Wooten compared the process of bringing about change at a university the size of Baylor to changing the direction of a battleship.

“But it’s really complicated because we’re talking about money, time, public relations, and legal statutes,” Wooten said.

Everyone involved is concerned with the issue of sexual assault on campus.

“I think that the administration would like to get this done, and they are very supportive,” Wooten said. “They know it’s a problem because it’s a problem on all college campuses and because we hear the stories from students and we’re all very concerned.”

Wooten is confident, though, that Baylor will come up with a good solution for our campus.

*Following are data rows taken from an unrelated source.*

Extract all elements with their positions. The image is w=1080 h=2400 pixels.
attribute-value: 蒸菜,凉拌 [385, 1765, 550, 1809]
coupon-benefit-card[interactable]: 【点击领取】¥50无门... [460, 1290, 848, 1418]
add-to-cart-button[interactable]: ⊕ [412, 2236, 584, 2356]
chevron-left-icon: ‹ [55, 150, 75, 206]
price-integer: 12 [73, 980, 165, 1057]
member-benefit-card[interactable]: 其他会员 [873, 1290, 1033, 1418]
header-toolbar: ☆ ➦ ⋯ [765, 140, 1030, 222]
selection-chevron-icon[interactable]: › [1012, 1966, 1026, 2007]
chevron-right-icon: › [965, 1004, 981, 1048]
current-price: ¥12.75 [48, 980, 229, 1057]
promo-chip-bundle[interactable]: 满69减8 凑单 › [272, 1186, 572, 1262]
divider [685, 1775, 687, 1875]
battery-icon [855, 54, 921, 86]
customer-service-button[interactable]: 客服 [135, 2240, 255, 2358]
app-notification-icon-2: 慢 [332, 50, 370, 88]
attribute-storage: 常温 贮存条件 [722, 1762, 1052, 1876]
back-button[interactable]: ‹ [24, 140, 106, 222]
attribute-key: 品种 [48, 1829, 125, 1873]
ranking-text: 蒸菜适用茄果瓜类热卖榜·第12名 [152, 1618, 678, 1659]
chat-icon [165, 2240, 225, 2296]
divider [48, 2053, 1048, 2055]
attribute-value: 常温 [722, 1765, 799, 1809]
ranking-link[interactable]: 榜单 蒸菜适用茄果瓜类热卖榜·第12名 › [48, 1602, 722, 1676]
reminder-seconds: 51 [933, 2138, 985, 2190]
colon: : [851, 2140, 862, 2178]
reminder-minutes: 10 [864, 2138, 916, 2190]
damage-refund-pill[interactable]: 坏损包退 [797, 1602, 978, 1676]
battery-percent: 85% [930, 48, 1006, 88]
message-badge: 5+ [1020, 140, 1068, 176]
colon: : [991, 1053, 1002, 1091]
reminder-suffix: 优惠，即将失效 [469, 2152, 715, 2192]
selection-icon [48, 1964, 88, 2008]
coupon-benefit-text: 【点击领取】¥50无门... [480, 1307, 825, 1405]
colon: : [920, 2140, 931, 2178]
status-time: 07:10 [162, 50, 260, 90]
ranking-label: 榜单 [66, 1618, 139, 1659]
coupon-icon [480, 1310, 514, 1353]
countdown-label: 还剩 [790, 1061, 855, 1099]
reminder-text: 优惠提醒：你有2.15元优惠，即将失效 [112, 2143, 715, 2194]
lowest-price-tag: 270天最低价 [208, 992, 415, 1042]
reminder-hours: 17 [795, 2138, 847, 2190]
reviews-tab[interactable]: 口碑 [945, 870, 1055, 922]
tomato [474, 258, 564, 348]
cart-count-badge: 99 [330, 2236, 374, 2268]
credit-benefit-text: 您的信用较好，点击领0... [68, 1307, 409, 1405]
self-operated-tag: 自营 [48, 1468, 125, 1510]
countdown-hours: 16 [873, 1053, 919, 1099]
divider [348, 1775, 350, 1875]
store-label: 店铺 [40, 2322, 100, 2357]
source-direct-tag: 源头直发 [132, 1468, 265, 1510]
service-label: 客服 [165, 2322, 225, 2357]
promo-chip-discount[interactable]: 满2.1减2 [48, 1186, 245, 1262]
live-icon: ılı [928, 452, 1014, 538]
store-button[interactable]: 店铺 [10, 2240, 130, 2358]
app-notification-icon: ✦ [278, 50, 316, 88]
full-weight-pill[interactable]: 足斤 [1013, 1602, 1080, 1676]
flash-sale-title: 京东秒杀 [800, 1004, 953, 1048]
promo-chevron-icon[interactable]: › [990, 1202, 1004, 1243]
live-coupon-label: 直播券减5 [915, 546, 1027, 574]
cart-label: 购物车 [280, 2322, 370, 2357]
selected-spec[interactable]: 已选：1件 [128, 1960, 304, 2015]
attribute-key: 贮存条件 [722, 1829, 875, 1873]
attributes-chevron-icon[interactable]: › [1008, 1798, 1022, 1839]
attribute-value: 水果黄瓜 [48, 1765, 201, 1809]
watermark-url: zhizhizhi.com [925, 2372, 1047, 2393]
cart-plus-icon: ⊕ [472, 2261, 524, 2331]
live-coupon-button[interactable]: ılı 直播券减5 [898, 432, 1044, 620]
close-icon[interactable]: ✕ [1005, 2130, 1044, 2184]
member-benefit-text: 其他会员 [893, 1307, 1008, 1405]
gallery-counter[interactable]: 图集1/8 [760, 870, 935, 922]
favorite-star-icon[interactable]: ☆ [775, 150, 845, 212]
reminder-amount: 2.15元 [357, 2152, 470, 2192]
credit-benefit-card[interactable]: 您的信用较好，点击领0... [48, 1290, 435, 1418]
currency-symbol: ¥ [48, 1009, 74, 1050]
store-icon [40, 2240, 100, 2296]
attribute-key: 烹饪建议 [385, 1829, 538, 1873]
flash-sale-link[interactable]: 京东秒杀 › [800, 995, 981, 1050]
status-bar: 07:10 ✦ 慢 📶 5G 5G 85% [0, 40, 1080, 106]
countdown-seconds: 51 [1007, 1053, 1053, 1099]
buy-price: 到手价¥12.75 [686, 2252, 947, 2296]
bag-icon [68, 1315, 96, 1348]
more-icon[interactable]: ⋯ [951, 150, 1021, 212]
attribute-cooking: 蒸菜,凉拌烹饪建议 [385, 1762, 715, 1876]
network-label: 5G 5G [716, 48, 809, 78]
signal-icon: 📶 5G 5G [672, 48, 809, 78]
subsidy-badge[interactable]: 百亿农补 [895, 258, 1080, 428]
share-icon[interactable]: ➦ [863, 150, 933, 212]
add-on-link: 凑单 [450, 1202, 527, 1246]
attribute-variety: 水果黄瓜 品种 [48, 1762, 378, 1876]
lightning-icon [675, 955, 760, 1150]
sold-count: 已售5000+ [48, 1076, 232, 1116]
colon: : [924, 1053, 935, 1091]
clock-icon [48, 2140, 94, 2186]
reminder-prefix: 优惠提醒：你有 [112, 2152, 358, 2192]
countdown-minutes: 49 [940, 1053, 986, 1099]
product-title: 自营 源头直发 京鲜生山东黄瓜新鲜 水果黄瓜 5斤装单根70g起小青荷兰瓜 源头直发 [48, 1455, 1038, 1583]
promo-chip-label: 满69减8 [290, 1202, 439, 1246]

She is also confident that students will be playing a role in helping decrease the number of sexual assaults at Baylor.

“I think the students are going to be a big part of helping us turn this around because students lots of times see what’s about to happen and maybe don’t know what to do,” Wooten said.

One area that we will see changes sooner than later, involves training for faculty and staff, Whelan said.

“We don’t have any universal training yet, although that is something that we are planning and we actually have a committee of folks that is working on issues in general to look at campus,” Whelan said.

EDITOR’S NOTE: This story has been edited to add the information about resources available to male survivors of sexual assault through the national organization MaleSurvivor.